Led by Dr. Christine Friedenreich from Alberta Health Services and Dr. Darren Brenner from the University of Calgary, and in partnership with the Canadian Cancer Society, the Canadian Population Attributable Risk of Cancer (ComPARe) study brought together a pan-Canadian team of researchers to estimate how many new cancer cases in Canada could be attributed to modifiable risk factors. In addition, the study estimated how changes in the prevalence of these risk factors could impact cancer incidence in the future (up to 2042). The study used a combination of data from the published literature, population health surveys and the Canadian Cancer Registry.

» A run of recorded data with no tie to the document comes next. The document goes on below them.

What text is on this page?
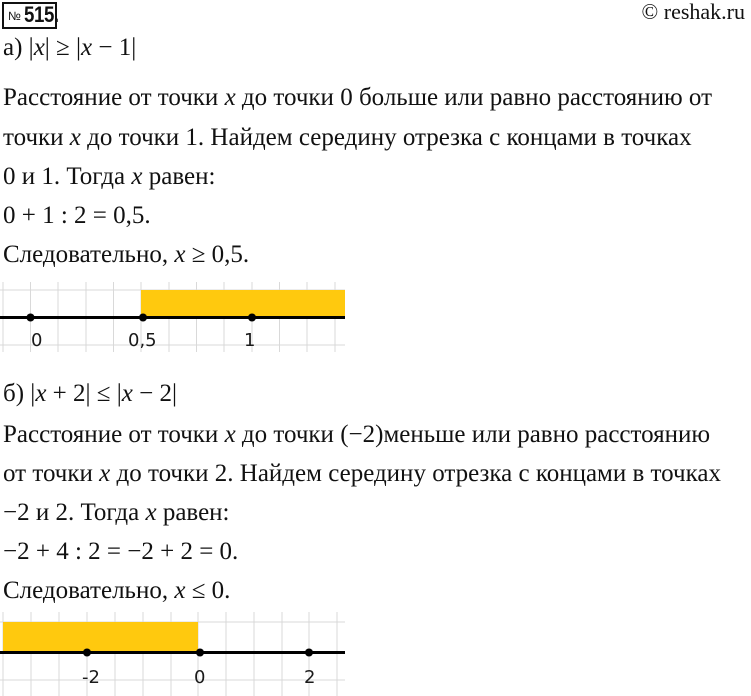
№ 515.	© reshak.ru
а) |x| ≥ |x − 1|
Расстояние от точки x до точки 0 больше или равно расстоянию от
точки x до точки 1. Найдем середину отрезка с концами в точках
0 и 1. Тогда x равен:
0 + 1 : 2 = 0,5.
Следовательно, x ≥ 0,5.
0	0,5	1
б) |x + 2| ≤ |x − 2|
Расстояние от точки x до точки (−2)меньше или равно расстоянию
от точки x до точки 2. Найдем середину отрезка с концами в точках
−2 и 2. Тогда x равен:
−2 + 4 : 2 = −2 + 2 = 0.
Следовательно, x ≤ 0.
-2	0	2
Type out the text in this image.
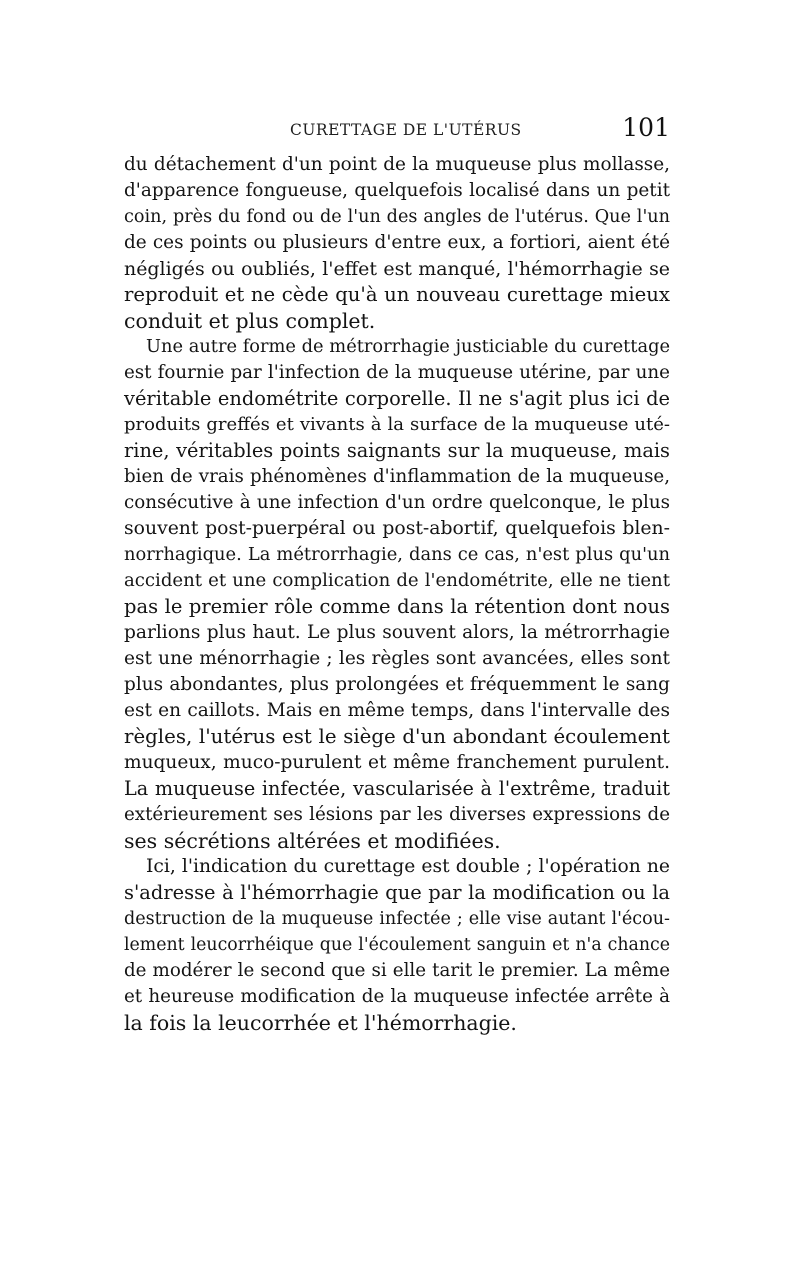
CURETTAGE DE L'UTÉRUS	101
du détachement d'un point de la muqueuse plus mollasse,
d'apparence fongueuse, quelquefois localisé dans un petit
coin, près du fond ou de l'un des angles de l'utérus. Que l'un
de ces points ou plusieurs d'entre eux, a fortiori, aient été
négligés ou oubliés, l'effet est manqué, l'hémorrhagie se
reproduit et ne cède qu'à un nouveau curettage mieux
conduit et plus complet.
Une autre forme de métrorrhagie justiciable du curettage
est fournie par l'infection de la muqueuse utérine, par une
véritable endométrite corporelle. Il ne s'agit plus ici de
produits greffés et vivants à la surface de la muqueuse uté-
rine, véritables points saignants sur la muqueuse, mais
bien de vrais phénomènes d'inflammation de la muqueuse,
consécutive à une infection d'un ordre quelconque, le plus
souvent post-puerpéral ou post-abortif, quelquefois blen-
norrhagique. La métrorrhagie, dans ce cas, n'est plus qu'un
accident et une complication de l'endométrite, elle ne tient
pas le premier rôle comme dans la rétention dont nous
parlions plus haut. Le plus souvent alors, la métrorrhagie
est une ménorrhagie ; les règles sont avancées, elles sont
plus abondantes, plus prolongées et fréquemment le sang
est en caillots. Mais en même temps, dans l'intervalle des
règles, l'utérus est le siège d'un abondant écoulement
muqueux, muco-purulent et même franchement purulent.
La muqueuse infectée, vascularisée à l'extrême, traduit
extérieurement ses lésions par les diverses expressions de
ses sécrétions altérées et modifiées.
Ici, l'indication du curettage est double ; l'opération ne
s'adresse à l'hémorrhagie que par la modification ou la
destruction de la muqueuse infectée ; elle vise autant l'écou-
lement leucorrhéique que l'écoulement sanguin et n'a chance
de modérer le second que si elle tarit le premier. La même
et heureuse modification de la muqueuse infectée arrête à
la fois la leucorrhée et l'hémorrhagie.
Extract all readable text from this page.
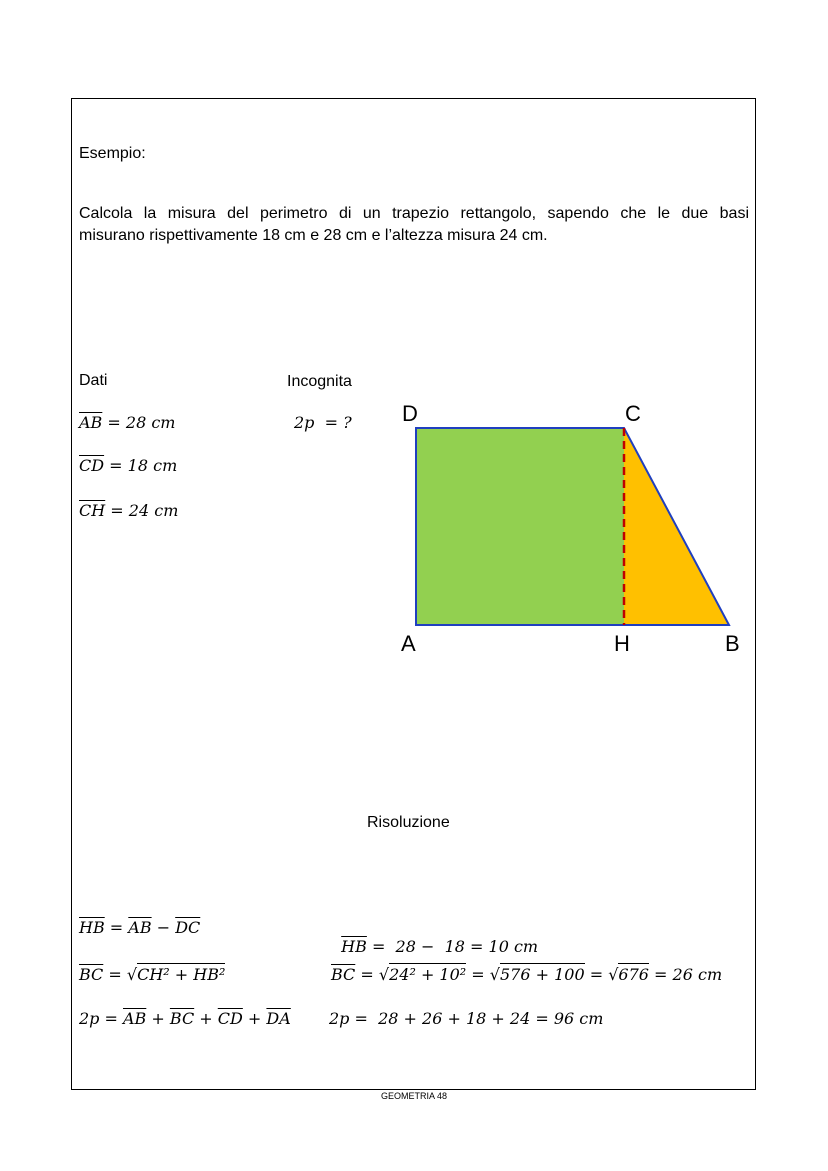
Esempio:
Calcola la misura del perimetro di un trapezio rettangolo, sapendo che le due basi
misurano rispettivamente 18 cm e 28 cm e l’altezza misura 24 cm.
Dati
$\overline{AB} = 28$ cm
$\overline{CD} = 18$ cm
$\overline{CH} = 24$ cm
Incognita
2p  = ? D	C
A	H	B
Risoluzione
$\overline{HB} = \overline{AB} - \overline{DC}$

$\overline{HB} = 28 - 18 = 10$ cm

$\overline{BC} = √CH^2 + HB^2$	$\overline{BC} = √24^2 + 10^2 = √576 + 100 = √676 = 26$ cm
$2p = \overline{AB} + \overline{BC} + \overline{CD} + \overline{DA}$ 2p =  28 + 26 + 18 + 24 = 96 cm
GEOMETRIA 48
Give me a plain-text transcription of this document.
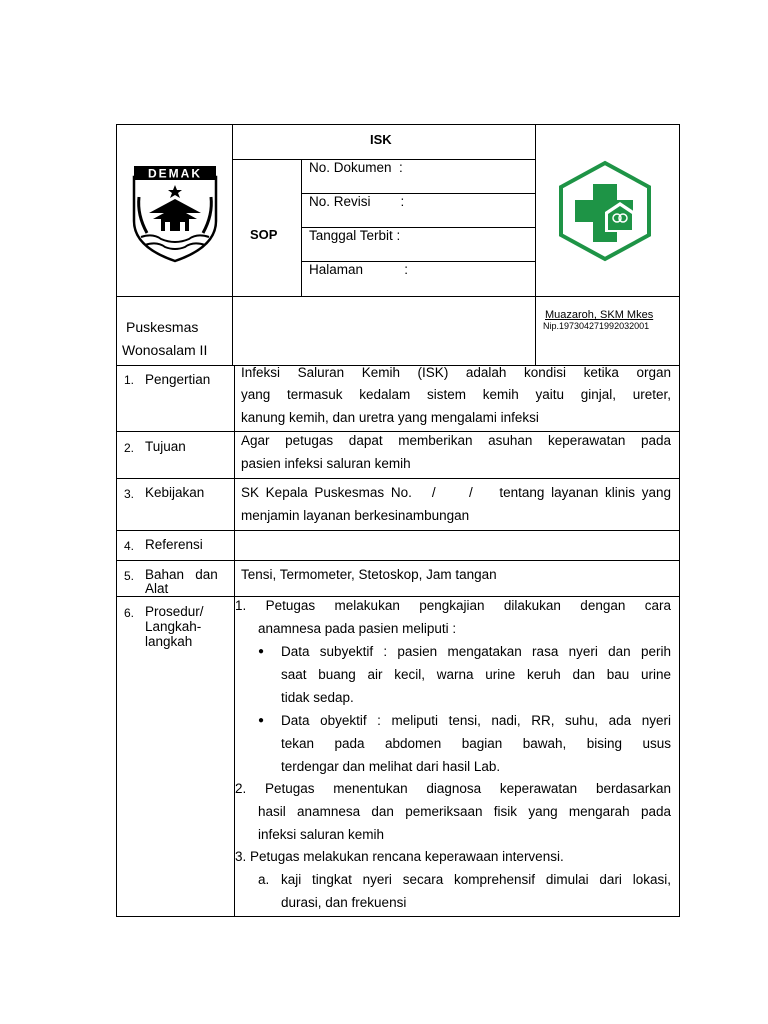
DEMAK
ISK
SOP
No. Dokumen  :
No. Revisi        :
Tanggal Terbit :
Halaman           :
Puskesmas
Wonosalam II
Muazaroh, SKM Mkes
Nip.197304271992032001
1. Pengertian Infeksi  Saluran  Kemih  (ISK)  adalah  kondisi  ketika  organ
yang  termasuk  kedalam  sistem  kemih  yaitu  ginjal,  ureter,
kanung kemih, dan uretra yang mengalami infeksi
2. Tujuan	Agar  petugas  dapat  memberikan  asuhan  keperawatan  pada
pasien infeksi saluran kemih
3. Kebijakan	SK Kepala Puskesmas No.   /     /    tentang layanan klinis yang
menjamin layanan berkesinambungan
4. Referensi
5. Bahan   dan
Alat
Tensi, Termometer, Stetoskop, Jam tangan
6. Prosedur/
Langkah-
langkah
1.  Petugas  melakukan  pengkajian  dilakukan  dengan  cara
anamnesa pada pasien meliputi :
● Data  subyektif  :  pasien  mengatakan  rasa  nyeri  dan  perih
saat  buang  air  kecil,  warna  urine  keruh  dan  bau  urine
tidak sedap.
● Data  obyektif  :  meliputi  tensi,  nadi,  RR,  suhu,  ada  nyeri
tekan    pada    abdomen    bagian    bawah,    bising    usus
terdengar dan melihat dari hasil Lab.
2.  Petugas  menentukan  diagnosa  keperawatan  berdasarkan
hasil anamnesa dan pemeriksaan fisik yang mengarah pada
infeksi saluran kemih
3. Petugas melakukan rencana keperawaan intervensi.
a. kaji  tingkat  nyeri  secara  komprehensif  dimulai  dari  lokasi,
durasi, dan frekuensi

On behalf of my colleagues on the ComPARe study team, I’m pleased to announce that the results of the ComPARe study are now available!

Key findings

  • About 4 in 10 cancer cases can be prevented through healthy living and policies that protect the health of Canadians. About 70,200 cancer cases (out of 187,070) could have been prevented in 2015.
  • Smoking tobacco was the leading preventable cause of cancer, followed by physical inactivity, excess body weight, low fruit and sun exposure.
  • Cancers of the cervix, lung, and head and neck were the most preventable cancers.
  • If current trends continue, the number of preventable cancer cases could rise to about 111,700 in 2042.
  • By 2042, excess body weight is projected to be the second leading preventable cause of cancer, after smoking tobacco.
  • Over 11,000 smoking-related cancers and 6,000 cancers related to excess-weight could be prevented every year with a substantial reduction in these two risk factors.

Interested in learning more about the study? Check out the special issue in the journal Preventive Medicine.

Make sure to also visit the ComPARe website, available in English (prevent.cancer.ca) and French (prevenir.cancer.ca), where you’ll find a variety of infographics and data dashboards to help you explore the results of ComPARe in more detail.

This ComPARe study is the first of its kind, providing the most comprehensive, up-to-date estimates of the preventable burden of cancer in Canada. As such, the study findings are expected to have an important impact on cancer prevention decision-making in Canada and allow the creation of targeted prevention messaging that can help with risk behavior reduction.